Damn' blast and buggeration happened on Sunday evening!
Sitting there, with me cup oh tea, after the missus had gone to bed, I was enveloped in aural ecstasy, when all of a sudden, a lot of hum appeared behind the music, which was disconcerting, as the amp is normally a smooth and quiet operator. The mains transformer was also buzzing like a banshee. All heaters and filaments were glowing, so, 'feck it!' I thought. Whatever was going on could be left until the morning. The land of nod beckoned, so it was off to bed. I stayed in the present, realised that resistance was futile, messing about at that time of night would be unproductive, and so I turned in.

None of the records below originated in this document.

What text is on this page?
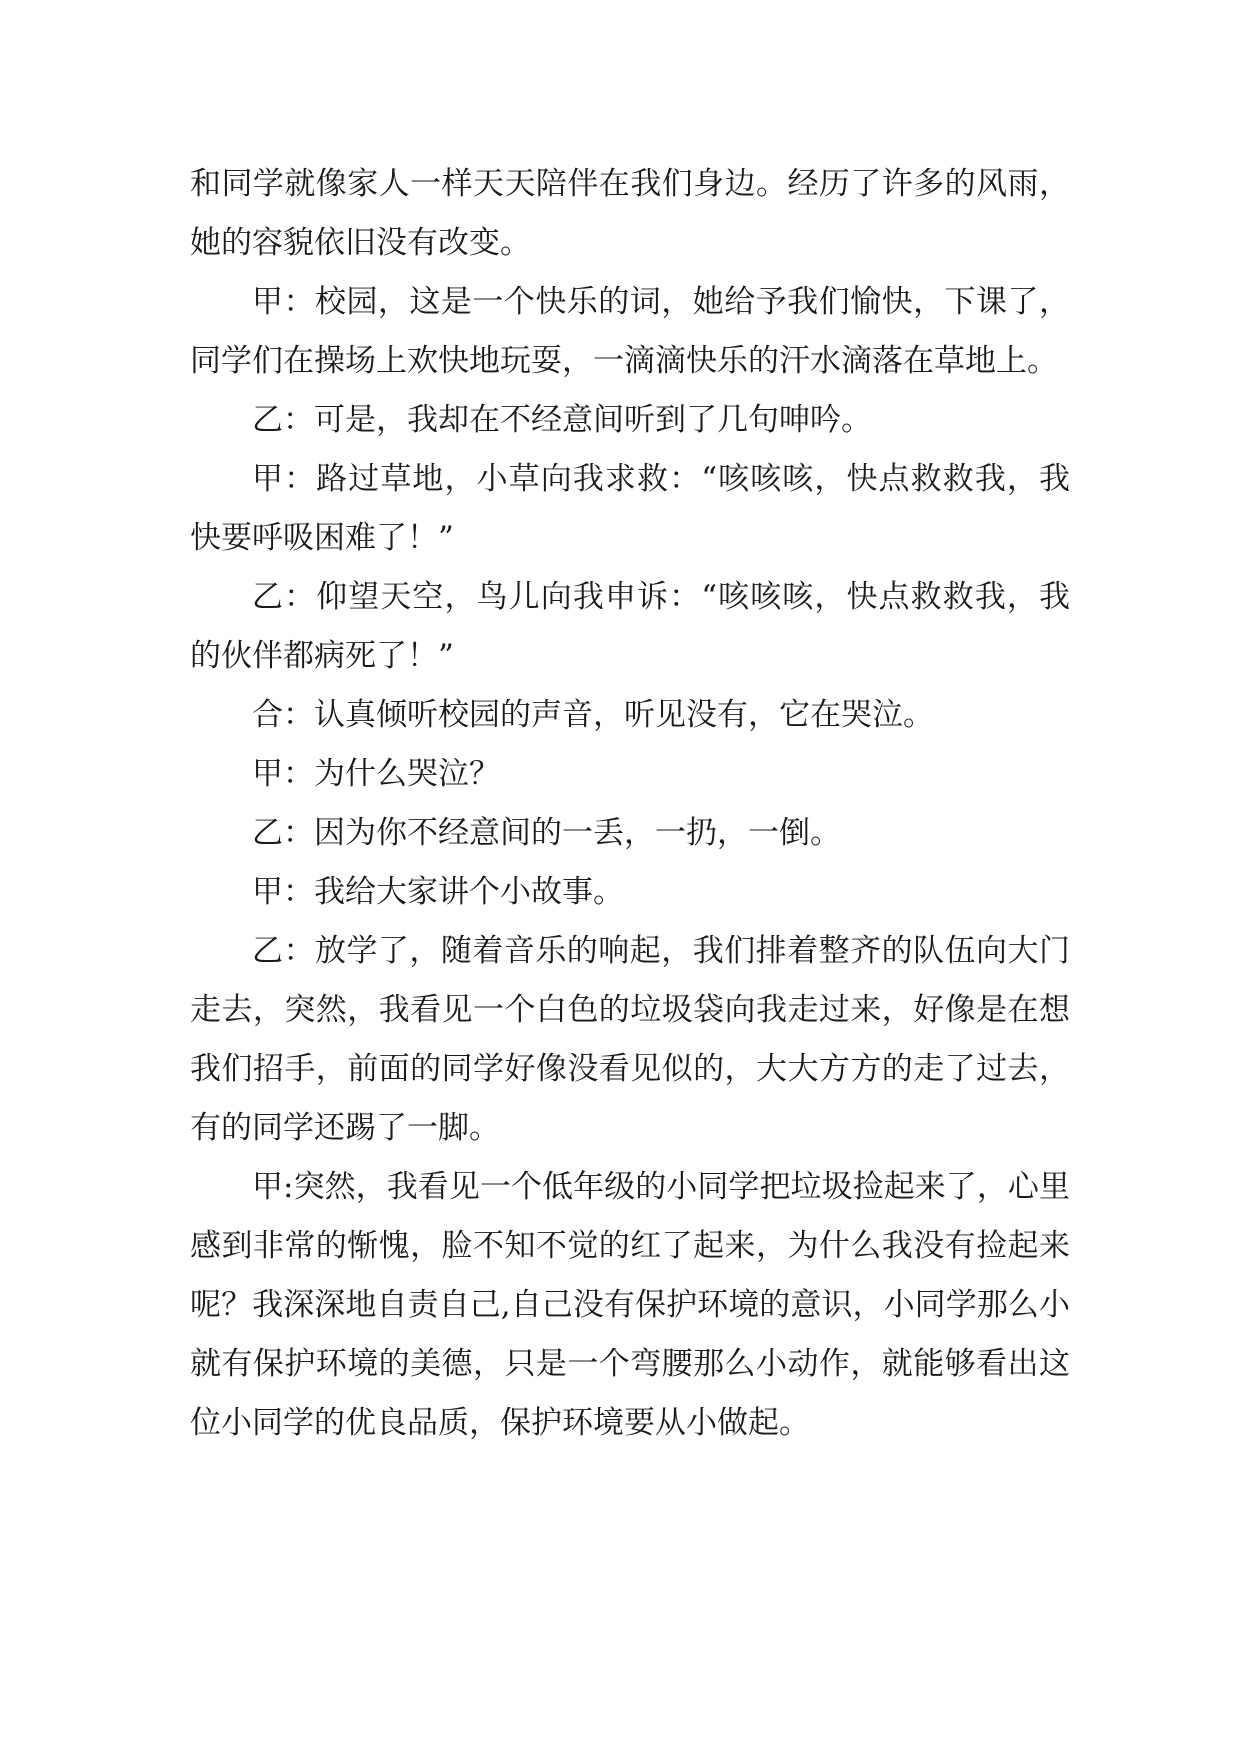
和同学就像家人一样天天陪伴在我们身边。经历了许多的风雨，她的容貌依旧没有改变。

甲：校园，这是一个快乐的词，她给予我们愉快，下课了，同学们在操场上欢快地玩耍，一滴滴快乐的汗水滴落在草地上。

乙：可是，我却在不经意间听到了几句呻吟。

甲：路过草地，小草向我求救：“咳咳咳，快点救救我，我快要呼吸困难了！”

乙：仰望天空，鸟儿向我申诉：“咳咳咳，快点救救我，我的伙伴都病死了！”

合：认真倾听校园的声音，听见没有，它在哭泣。

甲：为什么哭泣？

乙：因为你不经意间的一丢，一扔，一倒。

甲：我给大家讲个小故事。

乙：放学了，随着音乐的响起，我们排着整齐的队伍向大门走去，突然，我看见一个白色的垃圾袋向我走过来，好像是在想我们招手，前面的同学好像没看见似的，大大方方的走了过去，有的同学还踢了一脚。

甲:突然，我看见一个低年级的小同学把垃圾捡起来了，心里感到非常的惭愧，脸不知不觉的红了起来，为什么我没有捡起来呢？我深深地自责自己,自己没有保护环境的意识，小同学那么小就有保护环境的美德，只是一个弯腰那么小动作，就能够看出这位小同学的优良品质，保护环境要从小做起。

Monday I got the amp on the bench (yes I've actually got a bench now. Imagine that
) and it was clear there was something odd going on with the HT. It was there, after a fashion, but there was a lot of mechanical noise coming from the mains transformer and I was only getting 210V at the first cap.
I suspected the rectifier, so I removed the AC from it and tested the diodes, nothing wrong with either of them, at least according to the diode test facility on the meter. Testing across the transformer secondary, there was no continuity end-to-end, so for a second or two, I was puzzled about how I was getting any high voltage at all. It was then that I remembered the secondary was centre-tapped. Removing the centre tap from the earth busbar and testing to there, revealed that there was continuity from one end to the centre, but not from the other to the centre. IOW, half the winding had gone open circuit somewhere. I was only getting half wave rectification, which explained the noise, both mechanical, electrical and the higher voltage sag at the cap when all the valves were in because of the resulting poor regulation....Sh*t!

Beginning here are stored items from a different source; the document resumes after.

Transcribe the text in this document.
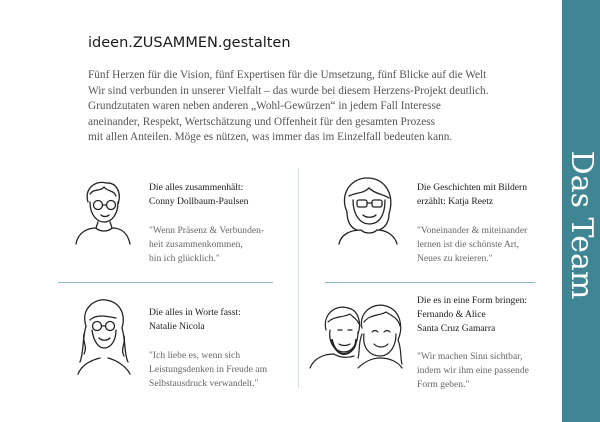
Das Team
ideen.ZUSAMMEN.gestalten
Fünf Herzen für die Vision, fünf Expertisen für die Umsetzung, fünf Blicke auf die Welt
Wir sind verbunden in unserer Vielfalt – das wurde bei diesem Herzens-Projekt deutlich.
Grundzutaten waren neben anderen „Wohl-Gewürzen“ in jedem Fall Interesse
aneinander, Respekt, Wertschätzung und Offenheit für den gesamten Prozess
mit allen Anteilen. Möge es nützen, was immer das im Einzelfall bedeuten kann.
Die alles zusammenhält:
Conny Dollbaum-Paulsen
"Wenn Präsenz & Verbunden-
heit zusammenkommen,
bin ich glücklich."
Die Geschichten mit Bildern
erzählt: Katja Reetz
"Voneinander & miteinander
lernen ist die schönste Art,
Neues zu kreieren."
Die alles in Worte fasst:
Natalie Nicola
"Ich liebe es, wenn sich
Leistungsdenken in Freude am
Selbstausdruck verwandelt."
Die es in eine Form bringen:
Fernando & Alice
Santa Cruz Gamarra
"Wir machen Sinn sichtbar,
indem wir ihm eine passende
Form geben."
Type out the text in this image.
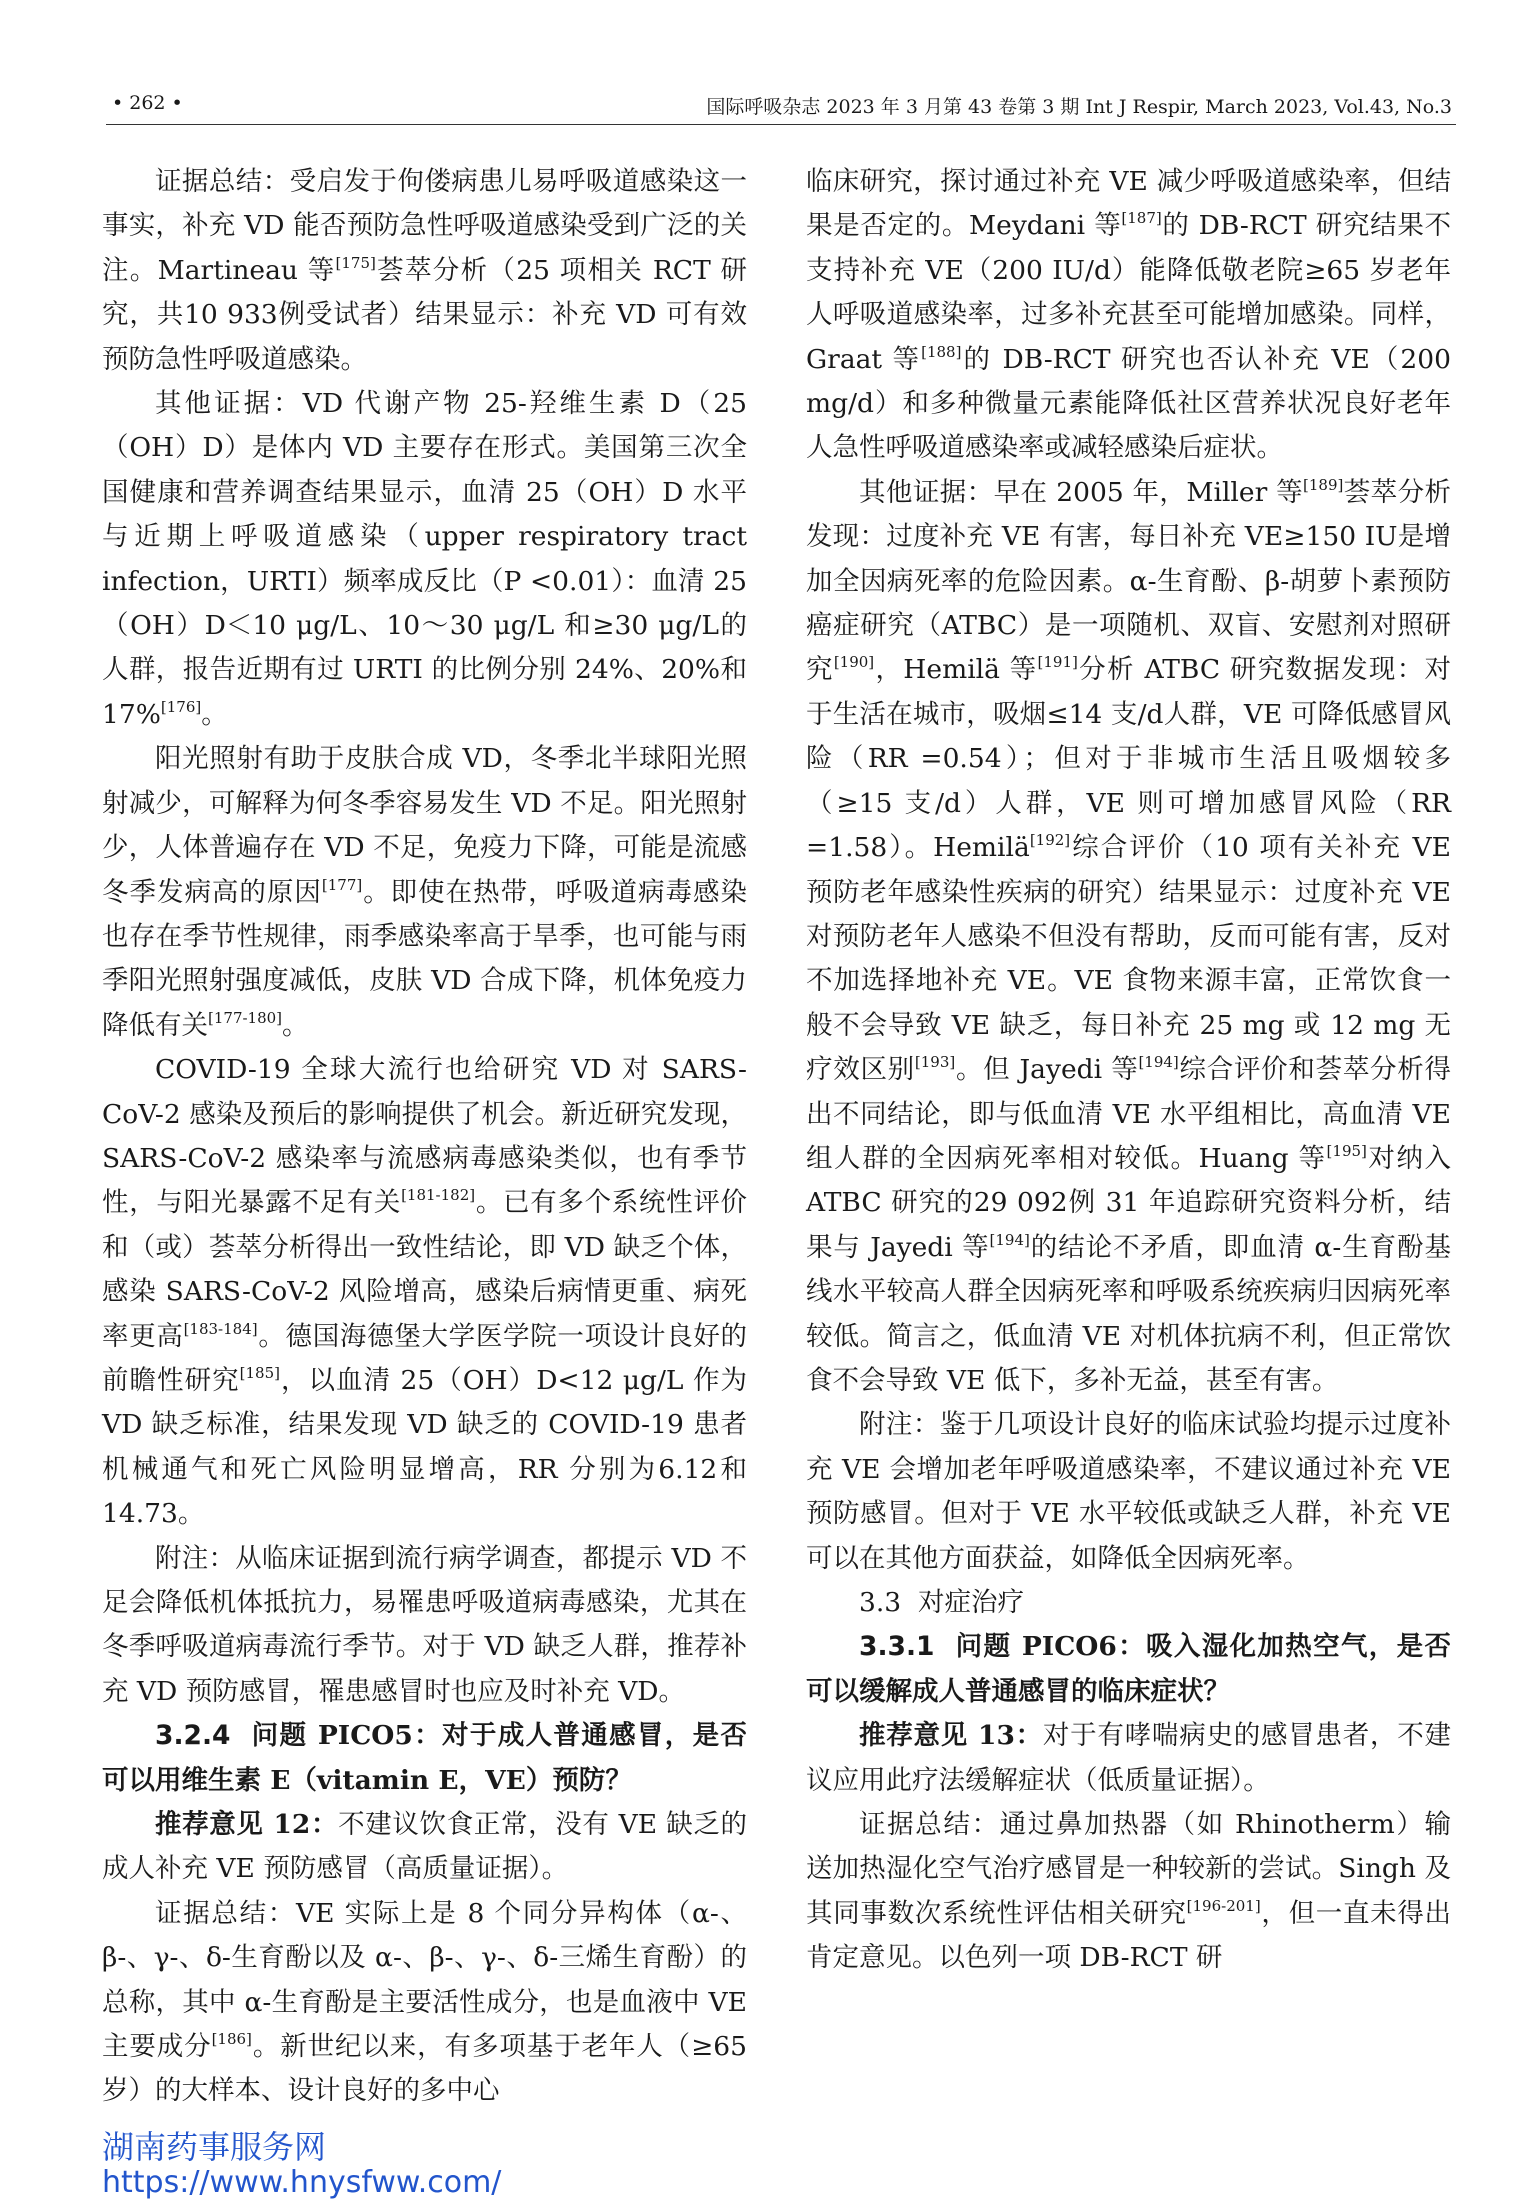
• 262 •	国际呼吸杂志 2023 年 3 月第 43 卷第 3 期 Int J Respir, March 2023, Vol.43, No.3

证据总结：受启发于佝偻病患儿易呼吸道感染这一事实，补充 VD 能否预防急性呼吸道感染受到广泛的关注。Martineau 等[175]荟萃分析（25 项相关 RCT 研究，共10 933例受试者）结果显示：补充 VD 可有效预防急性呼吸道感染。

其他证据：VD 代谢产物 25-羟维生素 D（25（OH）D）是体内 VD 主要存在形式。美国第三次全国健康和营养调查结果显示，血清 25（OH）D 水平与近期上呼吸道感染（upper respiratory tract infection，URTI）频率成反比（P <0.01）：血清 25（OH）D＜10 μg/L、10～30 μg/L 和≥30 μg/L的人群，报告近期有过 URTI 的比例分别 24%、20%和 17%[176]。

阳光照射有助于皮肤合成 VD，冬季北半球阳光照射减少，可解释为何冬季容易发生 VD 不足。阳光照射少，人体普遍存在 VD 不足，免疫力下降，可能是流感冬季发病高的原因[177]。即使在热带，呼吸道病毒感染也存在季节性规律，雨季感染率高于旱季，也可能与雨季阳光照射强度减低，皮肤 VD 合成下降，机体免疫力降低有关[177-180]。

COVID-19 全球大流行也给研究 VD 对 SARS-CoV-2 感染及预后的影响提供了机会。新近研究发现，SARS-CoV-2 感染率与流感病毒感染类似，也有季节性，与阳光暴露不足有关[181-182]。已有多个系统性评价和（或）荟萃分析得出一致性结论，即 VD 缺乏个体，感染 SARS-CoV-2 风险增高，感染后病情更重、病死率更高[183-184]。德国海德堡大学医学院一项设计良好的前瞻性研究[185]，以血清 25（OH）D<12 μg/L 作为 VD 缺乏标准，结果发现 VD 缺乏的 COVID-19 患者机械通气和死亡风险明显增高，RR 分别为6.12和14.73。

附注：从临床证据到流行病学调查，都提示 VD 不足会降低机体抵抗力，易罹患呼吸道病毒感染，尤其在冬季呼吸道病毒流行季节。对于 VD 缺乏人群，推荐补充 VD 预防感冒，罹患感冒时也应及时补充 VD。

3.2.4 问题 PICO5：对于成人普通感冒，是否可以用维生素 E（vitamin E，VE）预防？

推荐意见 12：不建议饮食正常，没有 VE 缺乏的成人补充 VE 预防感冒（高质量证据）。

证据总结：VE 实际上是 8 个同分异构体（α-、β-、γ-、δ-生育酚以及 α-、β-、γ-、δ-三烯生育酚）的总称，其中 α-生育酚是主要活性成分，也是血液中 VE 主要成分[186]。新世纪以来，有多项基于老年人（≥65 岁）的大样本、设计良好的多中心

临床研究，探讨通过补充 VE 减少呼吸道感染率，但结果是否定的。Meydani 等[187]的 DB-RCT 研究结果不支持补充 VE（200 IU/d）能降低敬老院≥65 岁老年人呼吸道感染率，过多补充甚至可能增加感染。同样，Graat 等[188]的 DB-RCT 研究也否认补充 VE（200 mg/d）和多种微量元素能降低社区营养状况良好老年人急性呼吸道感染率或减轻感染后症状。

其他证据：早在 2005 年，Miller 等[189]荟萃分析发现：过度补充 VE 有害，每日补充 VE≥150 IU是增加全因病死率的危险因素。α-生育酚、β-胡萝卜素预防癌症研究（ATBC）是一项随机、双盲、安慰剂对照研究[190]，Hemilä 等[191]分析 ATBC 研究数据发现：对于生活在城市，吸烟≤14 支/d人群，VE 可降低感冒风险（RR =0.54）；但对于非城市生活且吸烟较多（≥15 支/d）人群，VE 则可增加感冒风险（RR =1.58）。Hemilä[192]综合评价（10 项有关补充 VE 预防老年感染性疾病的研究）结果显示：过度补充 VE 对预防老年人感染不但没有帮助，反而可能有害，反对不加选择地补充 VE。VE 食物来源丰富，正常饮食一般不会导致 VE 缺乏，每日补充 25 mg 或 12 mg 无疗效区别[193]。但 Jayedi 等[194]综合评价和荟萃分析得出不同结论，即与低血清 VE 水平组相比，高血清 VE 组人群的全因病死率相对较低。Huang 等[195]对纳入 ATBC 研究的29 092例 31 年追踪研究资料分析，结果与 Jayedi 等[194]的结论不矛盾，即血清 α-生育酚基线水平较高人群全因病死率和呼吸系统疾病归因病死率较低。简言之，低血清 VE 对机体抗病不利，但正常饮食不会导致 VE 低下，多补无益，甚至有害。

附注：鉴于几项设计良好的临床试验均提示过度补充 VE 会增加老年呼吸道感染率，不建议通过补充 VE 预防感冒。但对于 VE 水平较低或缺乏人群，补充 VE 可以在其他方面获益，如降低全因病死率。

3.3 对症治疗

3.3.1 问题 PICO6：吸入湿化加热空气，是否可以缓解成人普通感冒的临床症状？

推荐意见 13：对于有哮喘病史的感冒患者，不建议应用此疗法缓解症状（低质量证据）。

证据总结：通过鼻加热器（如 Rhinotherm）输送加热湿化空气治疗感冒是一种较新的尝试。Singh 及其同事数次系统性评估相关研究[196-201]，但一直未得出肯定意见。以色列一项 DB-RCT 研

湖南药事服务网
https://www.hnysfww.com/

This was not good. Although I had a 200VA/230V toroidal isolation transformer I could substitute in, it had no 6V heater winding, so no heaters for the ECC88. Worse, the filament transformer for the 45s lived under the rear cover with the now busted mains transformer, which meant no room for the toroidal replacement, unless said filament transformer was relocated onto the underside of the top plate, but there was a pair of glow tubes right where I needed to put it. There was also the question of a 6V heater transformer needing to also go under the top plate. The chassis is tiny and I'm in serious trouble here because of that.
It has taken me three days of head-scratching, standing there looking, measuring with a ruler, moving stuff about under the top plate, fitting the parts needed, wiring and finally testing it all, just to get back to a working amplifier. Sodding thing!
The problem is I think, that I've built so many amps over the years, that the bits I've got are getting extremely long in the tooth and didn't ought to be being used in new builds; not if I want things to be reliable at any rate. The mains toroid is new, so hopefully I won't have any more problems. I had to convert the rectifier to a bridge of course.